Why D.C. schools are ignoring PE guidelines
A Washington Post report on schools in Washington, D.C., revealed that only a handful of more than 200 schools was complying with physical education requirements. The noncompliance reflects greater issues with PE across the United States.
Melanie Stetson Freeman/Staff
Physical Education seems to be taking a recess in schools across the country.
The push against childhood obesity that spurred efforts to increase physical activity and promote exercise over the past decade has begun to sag in recent years as schools begin to move physical education down on the list of educational priorities. Schools in Washington, D.C., have gone so far as to completely ignore PE rules put forth by the district, and there is no indication that they plan to conform to the standards anytime soon.
In 2010, the D.C. council unanimously passed the D.C. Healthy Schools Act to considerable fanfare. The act was hailed as an important step toward reforming school lunch nutrition, health education, and physical education. Among various health-related reforms, schools were required to give 150 minutes of PE to grades K-5 and 225 minutes per week for grades 6-8 by 2014.
Looking back at the legislation from the present day, however, it seems the goals of the D.C. Healthy Schools Act were overly ambitious. The Washington Post found that of more than 200 public and charter schools in the district, only 10 were providing the required amount of minutes of PE.
The lack of compliance points to larger problems regarding physical education requirements across the country.
Since there is no federal law that requires physical education, PE requirements differ radically from state to state. According to the Society of Health and Physical Educators (SHAPE), an organization that provides support for physical education professionals and puts forth recommended standards for physical education courses, 74.5 percent of states require PE for their students.
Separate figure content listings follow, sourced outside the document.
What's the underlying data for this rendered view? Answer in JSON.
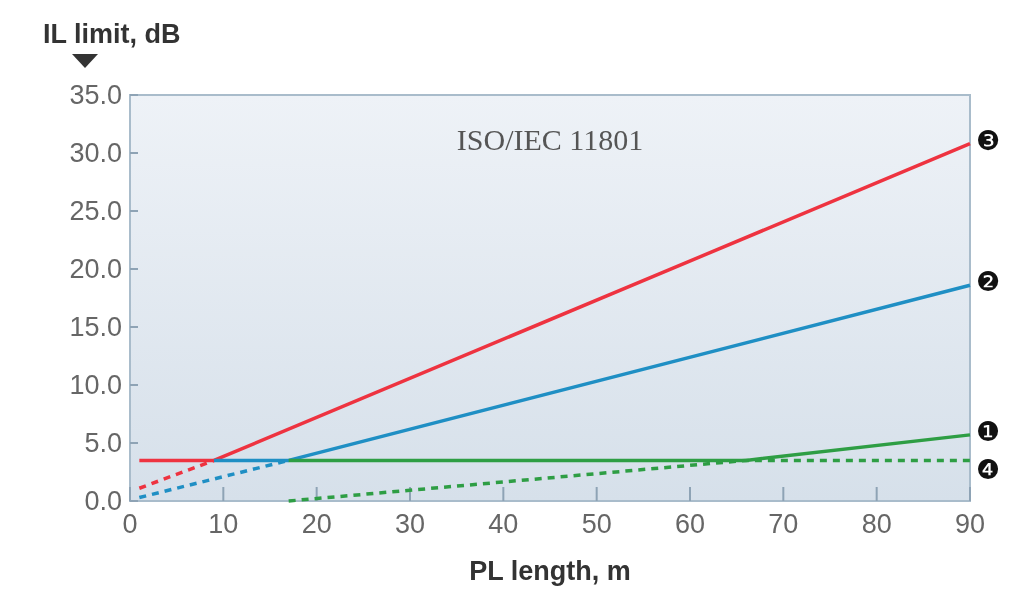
{
  "chart_data": {
    "type": "line",
    "xlabel": "PL length, m",
    "ylabel": "IL limit, dB",
    "xlim": [
      0,
      90
    ],
    "ylim": [
      0,
      35
    ],
    "xticks": [
      0,
      10,
      20,
      30,
      40,
      50,
      60,
      70,
      80,
      90
    ],
    "yticks": [
      {
        "value": 0,
        "label": "0.0"
      },
      {
        "value": 5,
        "label": "5.0"
      },
      {
        "value": 10,
        "label": "10.0"
      },
      {
        "value": 15,
        "label": "15.0"
      },
      {
        "value": 20,
        "label": "20.0"
      },
      {
        "value": 25,
        "label": "25.0"
      },
      {
        "value": 30,
        "label": "30.0"
      },
      {
        "value": 35,
        "label": "35.0"
      }
    ],
    "grid": false,
    "series": [
      {
        "name": "❸",
        "color": "#ee3340",
        "x": [
          1,
          9,
          90
        ],
        "values": [
          3.5,
          3.5,
          30.8
        ],
        "line_style": "solid"
      },
      {
        "color": "#ee3340",
        "x": [
          1,
          9
        ],
        "values": [
          1.1,
          3.5
        ],
        "line_style": "dashed"
      },
      {
        "name": "❷",
        "color": "#1f8fc4",
        "x": [
          9,
          17,
          90
        ],
        "values": [
          3.5,
          3.5,
          18.6
        ],
        "line_style": "solid"
      },
      {
        "color": "#1f8fc4",
        "x": [
          1,
          17
        ],
        "values": [
          0.3,
          3.5
        ],
        "line_style": "dashed"
      },
      {
        "name": "❶",
        "color": "#2e9e44",
        "x": [
          17,
          66,
          90
        ],
        "values": [
          3.5,
          3.5,
          5.7
        ],
        "line_style": "solid"
      },
      {
        "name": "❹",
        "color": "#2e9e44",
        "x": [
          17,
          66,
          90
        ],
        "values": [
          0,
          3.5,
          3.5
        ],
        "line_style": "dashed"
      }
    ],
    "annotations": [
      "ISO/IEC 11801"
    ]
  }
}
But only three states require the recommended 150 minutes per week of PE for elementary schools, and only 22 states require a set amount of weekly minutes at all.
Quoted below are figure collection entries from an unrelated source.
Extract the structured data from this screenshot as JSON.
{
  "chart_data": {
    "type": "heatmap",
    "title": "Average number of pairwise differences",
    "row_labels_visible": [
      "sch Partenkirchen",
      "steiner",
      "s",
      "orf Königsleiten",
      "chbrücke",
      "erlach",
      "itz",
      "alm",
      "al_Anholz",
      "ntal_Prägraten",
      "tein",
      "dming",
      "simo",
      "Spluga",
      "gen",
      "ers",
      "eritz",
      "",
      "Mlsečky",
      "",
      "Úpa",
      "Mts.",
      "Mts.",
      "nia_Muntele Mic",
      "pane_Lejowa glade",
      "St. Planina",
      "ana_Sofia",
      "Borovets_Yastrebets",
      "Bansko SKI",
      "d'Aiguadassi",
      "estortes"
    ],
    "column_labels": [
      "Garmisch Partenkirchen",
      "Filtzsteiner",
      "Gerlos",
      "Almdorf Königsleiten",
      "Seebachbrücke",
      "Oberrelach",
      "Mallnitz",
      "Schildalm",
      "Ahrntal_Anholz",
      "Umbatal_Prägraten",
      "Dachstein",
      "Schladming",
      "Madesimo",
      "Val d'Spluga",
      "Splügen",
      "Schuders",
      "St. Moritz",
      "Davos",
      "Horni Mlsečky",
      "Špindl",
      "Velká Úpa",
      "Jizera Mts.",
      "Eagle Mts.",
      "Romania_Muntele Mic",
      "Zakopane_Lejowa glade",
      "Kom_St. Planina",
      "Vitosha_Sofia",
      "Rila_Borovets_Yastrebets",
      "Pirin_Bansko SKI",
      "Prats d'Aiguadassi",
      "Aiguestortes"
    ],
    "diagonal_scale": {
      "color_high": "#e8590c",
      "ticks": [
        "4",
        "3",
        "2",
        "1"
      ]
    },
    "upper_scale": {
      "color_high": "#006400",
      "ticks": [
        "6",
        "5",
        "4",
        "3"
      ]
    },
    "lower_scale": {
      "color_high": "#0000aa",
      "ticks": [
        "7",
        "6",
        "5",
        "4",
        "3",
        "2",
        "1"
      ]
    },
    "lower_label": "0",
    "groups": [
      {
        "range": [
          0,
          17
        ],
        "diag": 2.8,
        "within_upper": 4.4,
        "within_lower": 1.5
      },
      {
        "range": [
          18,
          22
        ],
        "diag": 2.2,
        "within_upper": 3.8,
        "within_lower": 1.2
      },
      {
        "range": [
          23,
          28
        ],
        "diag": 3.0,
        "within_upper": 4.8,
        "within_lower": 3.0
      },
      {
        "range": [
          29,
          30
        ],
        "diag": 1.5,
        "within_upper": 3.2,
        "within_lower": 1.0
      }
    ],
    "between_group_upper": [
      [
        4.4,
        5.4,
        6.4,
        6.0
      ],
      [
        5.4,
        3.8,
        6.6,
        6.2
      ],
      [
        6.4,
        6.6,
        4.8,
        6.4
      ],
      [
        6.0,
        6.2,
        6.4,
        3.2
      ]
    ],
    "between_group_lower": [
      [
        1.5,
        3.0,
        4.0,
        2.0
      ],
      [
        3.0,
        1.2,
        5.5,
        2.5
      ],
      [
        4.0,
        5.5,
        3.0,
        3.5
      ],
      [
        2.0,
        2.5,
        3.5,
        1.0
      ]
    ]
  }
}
Even in states with weekly minute requirements, compliance is far from universal. In Oregon legislators passed a law in 2007 mandating that schools incorporate a minimum of 150 minutes of physical education in the school week for grades K-5 and 225 for grades 6-8 by the fall of 2017. Instead of inching toward that goal, some schools' physical education offerings have actually decreased and with just one year until the deadline, less than 10 percent of the state's schools meet the new requirement, the Portland Tribune reported earlier this month.
Nationally, the loss of physical education time appears to be weighing on parents. A 2013 poll conducted by NPR/Robert Wood Johnson Foundation/Harvard School of Public Health found that 7 out of 10 parents worry that their children's schools do not meet the Centers for Disease Control and Prevention recommendation that students get daily physical education time.
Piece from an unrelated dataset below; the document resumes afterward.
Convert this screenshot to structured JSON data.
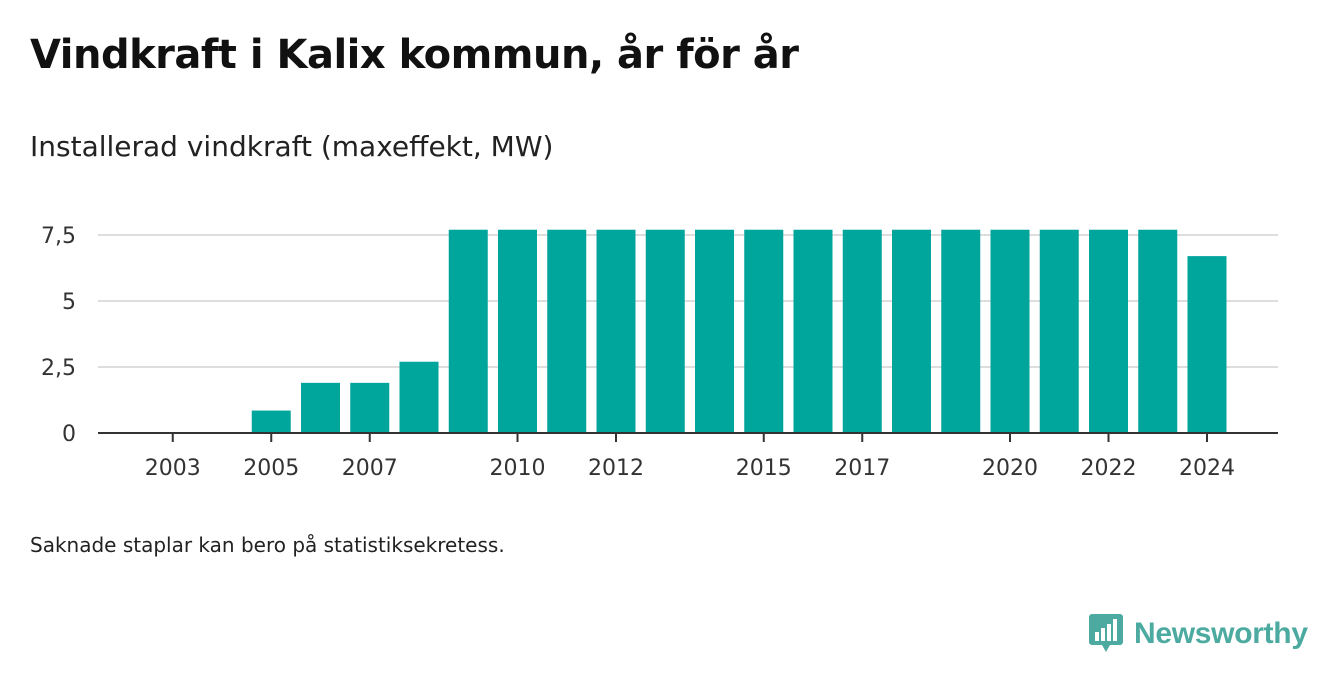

Funding for PE courses around the country varies considerably, and requiring the recommended minutes of PE would mean hiring more professionals – which likely means cutting something else out of the school budget. The amount of time demanded by the requirements in places like D.C. would also cut into time needed for conventional classes, and would require extensive restructuring of school schedules. And even if these problems were circumvented, The Washington Post says that many school officials privately describe the recommended requirements as aspirational or simply too robust, at least in the D.C. school district.
Nevertheless, some schools in the district have been able to accommodate the requirements.
“It’s definitely a challenge, and it’s a shift in culture in how to make that a priority. The ultimate goal that [the U.S. Department of Health and Human Services and the Centers for Disease Control and Prevention] recommend is that children should be getting at least 60 minutes of physical activity every day,” Carly Wright of SHAPE told The Washington Post. “So is it unreasonable to ask schools to provide at least 30 minutes a day of physical education? Not really. It’s just a shift in thinking and how to work out class scheduling.”
But due to difficulties in scheduling, finances, or doubts about the necessity of PE, many schools around the country are reducing or eliminating their physical education programs altogether, according to a study published in the Journal of Teaching in Physical Education in 2012.
“This lack of a judicial safety net strengthens the need for clear legislative guidance if the statutes are to be interpreted in a way that will consistently adhere to the guidelines,” said the study, according to The Red and Black, an independent University of Georgia newspaper. “Given the absence of a national school-based physical education law, it is imperative to investigate whether states have directives ensuring it and that those directives mandate the appropriate amount of instructional time.”
Proper mandates are one thing, but for Donna Anthony, assistant superintendent of health and wellness for the body that oversees DC schools, implementing the 2010 Healthy School Act has been far easier said than done.
“Folks knew it was coming,” Ms. Anthony told The Washington Post, “but that was a pretty hard thing to plan and accommodate for.”